Baotou City: Epicentre of China’s rare earth industry. Image by Creative Commons CC BY-NC 2.0

Chinese exports of rare earths dropped last month, after the government tightened permits in order to regulate the supply of critical minerals to the US.

Overseas sales fell 16% from March to 4,785 tons, China’s statistics bureau said on Friday, although that was still higher than the year-ago figure.

Rare earths number a total of 17 elements and Beijing added seven of them to its export control list in early April, in response to the increasingly punitive tariffs rolled out by the Trump administration. The latest move to constrict the supply of materials dominated by Chinese producers threatens to derail global supply chains vital for high-tech manufacturing and defense.

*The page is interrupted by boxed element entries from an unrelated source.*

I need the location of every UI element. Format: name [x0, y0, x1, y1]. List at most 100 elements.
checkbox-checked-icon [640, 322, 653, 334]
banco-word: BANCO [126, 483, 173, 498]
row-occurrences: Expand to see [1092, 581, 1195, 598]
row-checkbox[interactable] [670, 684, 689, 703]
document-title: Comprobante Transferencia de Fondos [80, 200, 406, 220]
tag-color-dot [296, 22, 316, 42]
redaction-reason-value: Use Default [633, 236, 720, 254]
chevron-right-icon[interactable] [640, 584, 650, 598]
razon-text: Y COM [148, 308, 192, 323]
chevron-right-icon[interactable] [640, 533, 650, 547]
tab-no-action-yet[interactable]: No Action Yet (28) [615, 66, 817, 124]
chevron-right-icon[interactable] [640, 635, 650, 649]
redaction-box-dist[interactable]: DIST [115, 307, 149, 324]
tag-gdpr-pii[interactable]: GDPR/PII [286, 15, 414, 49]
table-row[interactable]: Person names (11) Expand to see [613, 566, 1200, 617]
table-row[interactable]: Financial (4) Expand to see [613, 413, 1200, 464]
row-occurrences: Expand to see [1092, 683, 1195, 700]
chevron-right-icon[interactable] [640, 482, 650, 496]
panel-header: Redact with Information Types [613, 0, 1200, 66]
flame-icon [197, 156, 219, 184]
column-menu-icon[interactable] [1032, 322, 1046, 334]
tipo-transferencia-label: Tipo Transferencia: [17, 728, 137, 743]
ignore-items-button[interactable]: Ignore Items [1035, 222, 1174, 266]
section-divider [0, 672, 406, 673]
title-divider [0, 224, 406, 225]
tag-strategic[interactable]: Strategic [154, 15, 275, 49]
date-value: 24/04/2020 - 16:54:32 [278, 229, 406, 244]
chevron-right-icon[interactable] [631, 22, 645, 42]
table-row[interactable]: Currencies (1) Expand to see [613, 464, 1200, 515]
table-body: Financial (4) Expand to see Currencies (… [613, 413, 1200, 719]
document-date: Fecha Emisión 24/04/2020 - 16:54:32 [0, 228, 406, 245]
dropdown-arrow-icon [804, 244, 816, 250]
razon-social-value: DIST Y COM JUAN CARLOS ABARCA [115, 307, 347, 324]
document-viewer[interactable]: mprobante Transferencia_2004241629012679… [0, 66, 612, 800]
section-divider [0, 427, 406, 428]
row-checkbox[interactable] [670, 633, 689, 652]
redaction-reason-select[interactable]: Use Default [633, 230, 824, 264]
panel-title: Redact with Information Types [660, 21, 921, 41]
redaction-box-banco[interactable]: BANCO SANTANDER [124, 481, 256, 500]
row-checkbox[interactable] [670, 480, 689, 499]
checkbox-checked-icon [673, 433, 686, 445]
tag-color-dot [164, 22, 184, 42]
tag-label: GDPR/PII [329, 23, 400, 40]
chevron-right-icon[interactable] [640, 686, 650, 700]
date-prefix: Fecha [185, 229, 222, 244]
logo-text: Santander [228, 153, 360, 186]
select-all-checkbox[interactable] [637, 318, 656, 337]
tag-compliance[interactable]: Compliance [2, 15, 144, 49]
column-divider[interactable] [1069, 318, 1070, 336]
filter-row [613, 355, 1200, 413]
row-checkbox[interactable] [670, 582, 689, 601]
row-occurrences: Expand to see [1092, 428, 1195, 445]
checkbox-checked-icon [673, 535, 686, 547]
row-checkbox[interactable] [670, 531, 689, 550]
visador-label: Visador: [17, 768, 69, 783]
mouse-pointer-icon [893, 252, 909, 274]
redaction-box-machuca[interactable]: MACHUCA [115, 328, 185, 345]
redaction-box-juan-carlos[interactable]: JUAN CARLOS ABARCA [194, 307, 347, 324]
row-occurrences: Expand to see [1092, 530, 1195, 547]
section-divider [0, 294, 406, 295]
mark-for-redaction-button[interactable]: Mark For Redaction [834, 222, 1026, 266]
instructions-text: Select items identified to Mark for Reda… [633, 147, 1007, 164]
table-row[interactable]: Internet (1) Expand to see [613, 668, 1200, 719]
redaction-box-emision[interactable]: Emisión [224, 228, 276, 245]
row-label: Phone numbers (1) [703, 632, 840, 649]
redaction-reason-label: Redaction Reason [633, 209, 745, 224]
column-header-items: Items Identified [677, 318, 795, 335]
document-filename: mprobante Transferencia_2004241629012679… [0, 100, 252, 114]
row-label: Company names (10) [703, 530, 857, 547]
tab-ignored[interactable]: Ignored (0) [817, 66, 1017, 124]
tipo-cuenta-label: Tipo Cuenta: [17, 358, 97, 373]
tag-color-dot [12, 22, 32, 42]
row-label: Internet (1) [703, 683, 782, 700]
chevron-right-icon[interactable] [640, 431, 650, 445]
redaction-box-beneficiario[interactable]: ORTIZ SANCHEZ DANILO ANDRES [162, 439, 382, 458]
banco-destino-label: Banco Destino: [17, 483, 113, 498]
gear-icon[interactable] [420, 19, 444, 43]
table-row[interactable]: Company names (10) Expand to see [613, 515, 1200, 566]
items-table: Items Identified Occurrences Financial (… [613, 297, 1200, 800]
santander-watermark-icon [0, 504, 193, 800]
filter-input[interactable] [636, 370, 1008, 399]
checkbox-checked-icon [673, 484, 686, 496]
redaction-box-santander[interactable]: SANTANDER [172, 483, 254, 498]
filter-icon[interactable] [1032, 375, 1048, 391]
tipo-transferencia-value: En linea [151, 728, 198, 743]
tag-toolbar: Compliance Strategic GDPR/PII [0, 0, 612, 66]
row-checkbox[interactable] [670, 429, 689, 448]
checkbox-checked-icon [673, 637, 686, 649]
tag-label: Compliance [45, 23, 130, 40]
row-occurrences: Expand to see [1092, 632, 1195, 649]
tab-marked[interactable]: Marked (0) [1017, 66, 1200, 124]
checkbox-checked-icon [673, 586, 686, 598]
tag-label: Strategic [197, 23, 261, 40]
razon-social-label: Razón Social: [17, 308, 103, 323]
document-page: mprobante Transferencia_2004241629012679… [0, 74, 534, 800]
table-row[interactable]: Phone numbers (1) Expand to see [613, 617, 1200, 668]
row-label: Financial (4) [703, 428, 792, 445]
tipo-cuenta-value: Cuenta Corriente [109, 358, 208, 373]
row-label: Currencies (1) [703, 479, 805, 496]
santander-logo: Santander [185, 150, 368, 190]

China has used a mix of export curbs and outright bans in the past two years on a broad category of strategic minerals, whose applications range across industries, from lasers and radar to magnets, medical devices and munitions. Even when lesser controls were applied, sales of materials like gallium and germanium crashed to zero for months as firms needed time to get certified.

The wider trade data for April showed an economy broadly coping with a worsening trade war with the US, which kicked into high gear at the start of the month with President Donald Trump’s so-called reciprocal tariffs. Copper, iron ore and crude oil were all bright spots in terms of commodities demand.

Robust consumption kept copper metal purchases around last year’s levels, while concentrate imports hit a record 2.92 million tons.

For iron ore, imports returned to above 100 million tons for the first time this year as supply disruptions in Australia eased and steel demand, including from exports, remained relatively firm. However, moves to cut output suggest more difficult conditions ahead.

Among energy products, oil continued to show resilience, rising from the year before as refineries increased runs ahead of the summer months. But coal and natural gas sank as weak domestic prices reduced the viability of imports.

Soybeans fell from the prior year, while a tepid economy also continued to drag on imports of edible oils and meat.